元日から行われた聞き取り調査は、あらかじめサンプリングされた人のベッドまで行き、調査の依頼を受けてもらえれば、30分程度の聞き取りを行うものだった。予想以上に、調査依頼を受けてくれる人が多く、中には自分から「俺の話を聞いてくれ」と言ってくる人もいた。ふだんの生活で極端にコミュニケーションのない人が多いためか、歩いていると、挨拶を頻繁に受けた。
質問事項は、昨年12月の就労日数・野宿日数から始まり、野宿するに至った理由、野宿場所、現在の健康状態、職探しをしているか否か、最終学歴、初職、日雇い労働の経験の有無、最近5年間の大まかな生活状況、貯蓄の有無、家族との連絡の有無、臨泊出所後の予定等など多岐に及んだ。

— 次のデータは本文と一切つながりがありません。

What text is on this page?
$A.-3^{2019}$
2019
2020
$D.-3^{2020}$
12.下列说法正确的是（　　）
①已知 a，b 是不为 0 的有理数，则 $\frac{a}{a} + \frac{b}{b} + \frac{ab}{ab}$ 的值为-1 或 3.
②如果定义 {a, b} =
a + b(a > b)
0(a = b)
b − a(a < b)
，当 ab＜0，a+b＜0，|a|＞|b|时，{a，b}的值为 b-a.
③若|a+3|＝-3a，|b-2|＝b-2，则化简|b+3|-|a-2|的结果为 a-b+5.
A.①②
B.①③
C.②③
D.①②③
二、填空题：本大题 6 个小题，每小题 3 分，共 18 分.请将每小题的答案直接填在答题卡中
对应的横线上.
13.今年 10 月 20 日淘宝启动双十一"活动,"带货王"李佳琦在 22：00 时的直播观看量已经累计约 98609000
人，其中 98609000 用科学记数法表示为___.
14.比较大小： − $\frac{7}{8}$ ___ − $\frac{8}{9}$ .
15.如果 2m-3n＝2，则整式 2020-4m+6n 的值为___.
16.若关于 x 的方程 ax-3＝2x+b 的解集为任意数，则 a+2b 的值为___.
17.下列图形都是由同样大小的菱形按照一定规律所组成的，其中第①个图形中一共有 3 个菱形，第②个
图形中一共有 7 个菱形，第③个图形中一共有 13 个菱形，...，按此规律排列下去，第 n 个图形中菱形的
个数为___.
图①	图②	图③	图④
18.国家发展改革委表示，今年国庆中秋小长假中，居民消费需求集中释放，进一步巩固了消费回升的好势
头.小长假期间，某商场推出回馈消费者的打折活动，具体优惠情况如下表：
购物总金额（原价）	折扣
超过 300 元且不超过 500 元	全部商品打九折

質問事項以外のことも話してくれる人もいて、中には、「寝ていたら、毛布に火をつけられた」と訴える人もいて、うーんひどいな、と思いながらも何も言えなかった。後で父に聞いた話によると、今ではましになったが、少し前までは、酔っ払いが憂さ晴らしに、ホームレス(ここでは敢えてホームレスと呼ぶ)を殴ったり、襲ったりするのは日常茶飯事だったらしい。

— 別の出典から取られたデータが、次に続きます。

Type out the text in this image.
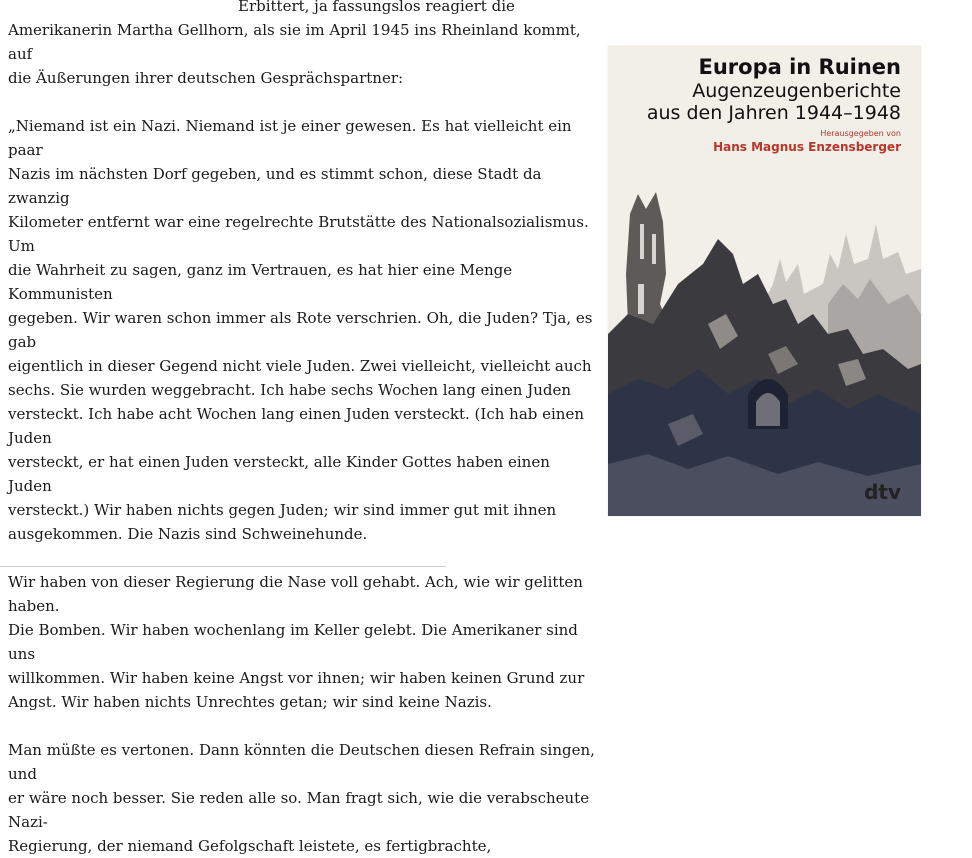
Erbittert, ja fassungslos reagiert die

Amerikanerin Martha Gellhorn, als sie im April 1945 ins Rheinland kommt, auf
die Äußerungen ihrer deutschen Gesprächspartner:

„Niemand ist ein Nazi. Niemand ist je einer gewesen. Es hat vielleicht ein paar
Nazis im nächsten Dorf gegeben, und es stimmt schon, diese Stadt da zwanzig
Kilometer entfernt war eine regelrechte Brutstätte des Nationalsozialismus. Um
die Wahrheit zu sagen, ganz im Vertrauen, es hat hier eine Menge Kommunisten
gegeben. Wir waren schon immer als Rote verschrien. Oh, die Juden? Tja, es gab
eigentlich in dieser Gegend nicht viele Juden. Zwei vielleicht, vielleicht auch
sechs. Sie wurden weggebracht. Ich habe sechs Wochen lang einen Juden
versteckt. Ich habe acht Wochen lang einen Juden versteckt. (Ich hab einen Juden
versteckt, er hat einen Juden versteckt, alle Kinder Gottes haben einen Juden
versteckt.) Wir haben nichts gegen Juden; wir sind immer gut mit ihnen
ausgekommen. Die Nazis sind Schweinehunde.

Wir haben von dieser Regierung die Nase voll gehabt. Ach, wie wir gelitten haben.
Die Bomben. Wir haben wochenlang im Keller gelebt. Die Amerikaner sind uns
willkommen. Wir haben keine Angst vor ihnen; wir haben keinen Grund zur
Angst. Wir haben nichts Unrechtes getan; wir sind keine Nazis.

Man müßte es vertonen. Dann könnten die Deutschen diesen Refrain singen, und
er wäre noch besser. Sie reden alle so. Man fragt sich, wie die verabscheute Nazi-
Regierung, der niemand Gefolgschaft leistete, es fertigbrachte,

Europa in Ruinen
Augenzeugenberichte
aus den Jahren 1944–1948
Herausgegeben von
Hans Magnus Enzensberger
dtv
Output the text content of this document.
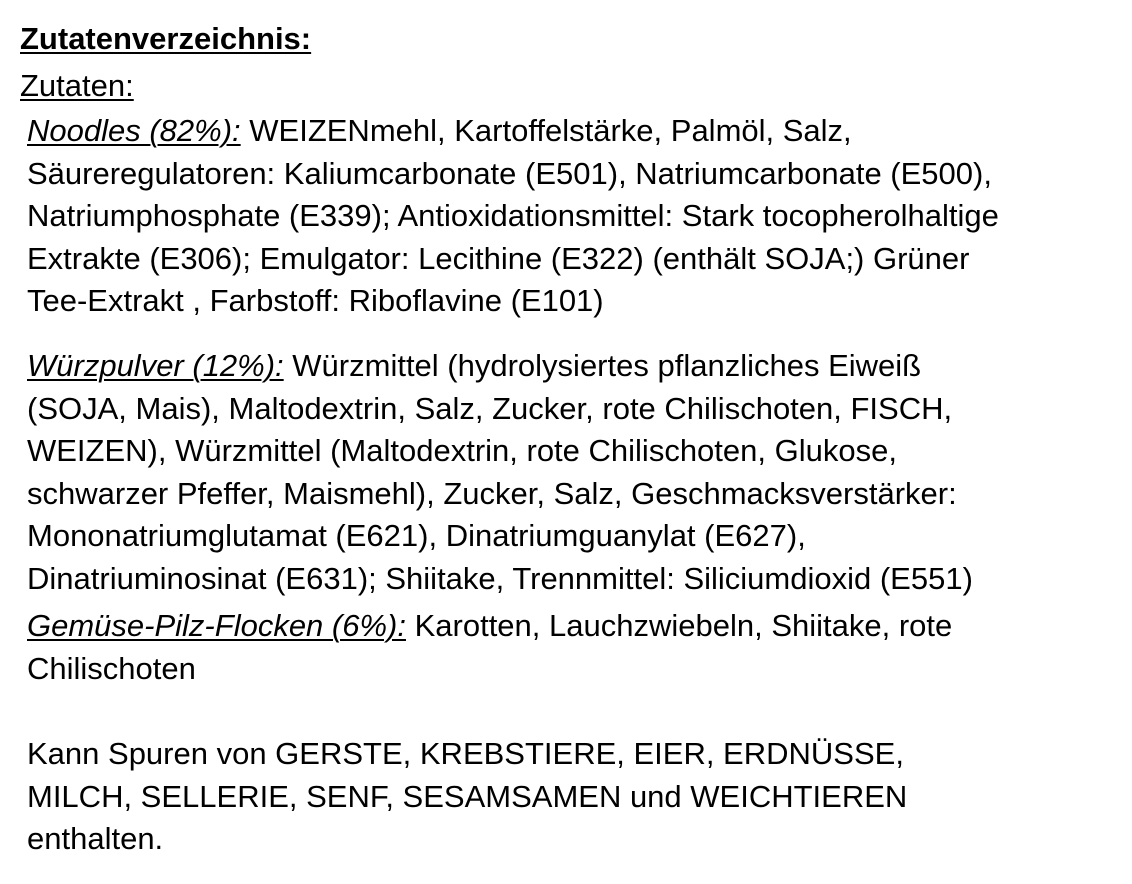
Zutatenverzeichnis:
Zutaten:
Noodles (82%): WEIZENmehl, Kartoffelstärke, Palmöl, Salz,
Säureregulatoren: Kaliumcarbonate (E501), Natriumcarbonate (E500),
Natriumphosphate (E339); Antioxidationsmittel: Stark tocopherolhaltige
Extrakte (E306); Emulgator: Lecithine (E322) (enthält SOJA;) Grüner
Tee-Extrakt , Farbstoff: Riboflavine (E101)
Würzpulver (12%): Würzmittel (hydrolysiertes pflanzliches Eiweiß
(SOJA, Mais), Maltodextrin, Salz, Zucker, rote Chilischoten, FISCH,
WEIZEN), Würzmittel (Maltodextrin, rote Chilischoten, Glukose,
schwarzer Pfeffer, Maismehl), Zucker, Salz, Geschmacksverstärker:
Mononatriumglutamat (E621), Dinatriumguanylat (E627),
Dinatriuminosinat (E631); Shiitake, Trennmittel: Siliciumdioxid (E551)
Gemüse-Pilz-Flocken (6%): Karotten, Lauchzwiebeln, Shiitake, rote
Chilischoten
Kann Spuren von GERSTE, KREBSTIERE, EIER, ERDNÜSSE,
MILCH, SELLERIE, SENF, SESAMSAMEN und WEICHTIEREN
enthalten.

まだ全体の調査結果は集計中なので全体がつかめているわけではないが、私が調査した範囲で感じたことを挙げておく。
やはり野宿生活者には、釜ヶ埼で日雇い労働をしていて、仕事にありつけなくなって野宿をはじめた人が多く、そういう人のほとんどが、昨年4月から突然仕事がなくなった、と言っていた。不況の影響がやはり大きいが、公共事業を含めた建築産業全体が、労働力として日雇い労働者を用いることを避け始めている、と島先生は言っていた。中には、一般企業のサラリーマンをしていてリストラを受けた人もいた。かなりのインテリもいて、面白い本を紹介してくれたりもした。
高齢者が多く、けがや軽度の障害を持つ人もいた。貯蓄のある人はやはりなく、家族と連絡をとっている人もいなかった。(宿泊施設内には、家族からの人探しの掲示がいくらか出ていた。)これまた父の話によると、凍死者や事故で死亡した人には、どこから知ったのか、家族が現れることが少なくないらしい。臨泊出所後は、全員が野宿に戻るしかないと答えていた。

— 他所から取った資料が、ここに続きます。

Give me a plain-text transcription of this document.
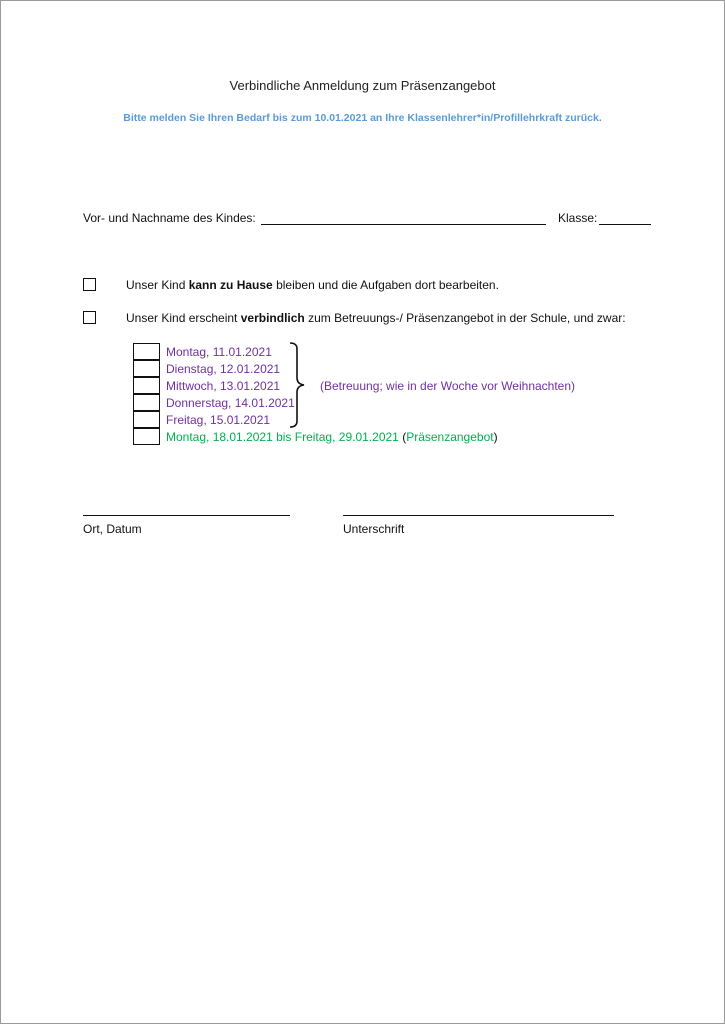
Verbindliche Anmeldung zum Präsenzangebot
Bitte melden Sie Ihren Bedarf bis zum 10.01.2021 an Ihre Klassenlehrer*in/Profillehrkraft zurück.
Vor- und Nachname des Kindes:	Klasse:
Unser Kind kann zu Hause bleiben und die Aufgaben dort bearbeiten.
Unser Kind erscheint verbindlich zum Betreuungs-/ Präsenzangebot in der Schule, und zwar:
Montag, 11.01.2021
Dienstag, 12.01.2021
Mittwoch, 13.01.2021
Donnerstag, 14.01.2021
Freitag, 15.01.2021
(Betreuung; wie in der Woche vor Weihnachten)
Montag, 18.01.2021 bis Freitag, 29.01.2021 (Präsenzangebot)
Ort, Datum	Unterschrift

国内での南北問題は、ユニセフクラブの活動範囲から外れているのは確かだ。が、私は幼い頃釜ヶ埼で暮らし、そこで働く父の話を聞いて育った。さらに、好む好まざるに関わらず日本という行政組織を支える一員である。どうやら私はこの問題に目を背けて暮らしていけそうにない。いくら帰属意識が薄いといっても、実際の距離が想像力を阻むことは確かであり、アフリカの飢餓以上にこの問題は私に近い。どのように関わっていけるかは、まだ分からないが、今のところは現状の正確な情報をより多くの人に伝えたいと思っている。
この寒空の下、一体彼らはどこで眠りについているのか・・・。
今回は、参加した調査の感想のみに留まりましたが、近いうちに、統計なども用いて、日雇い労働者と野外生活者についてのちゃんとした文章を書くつもりです。どうぞ、お楽しみに。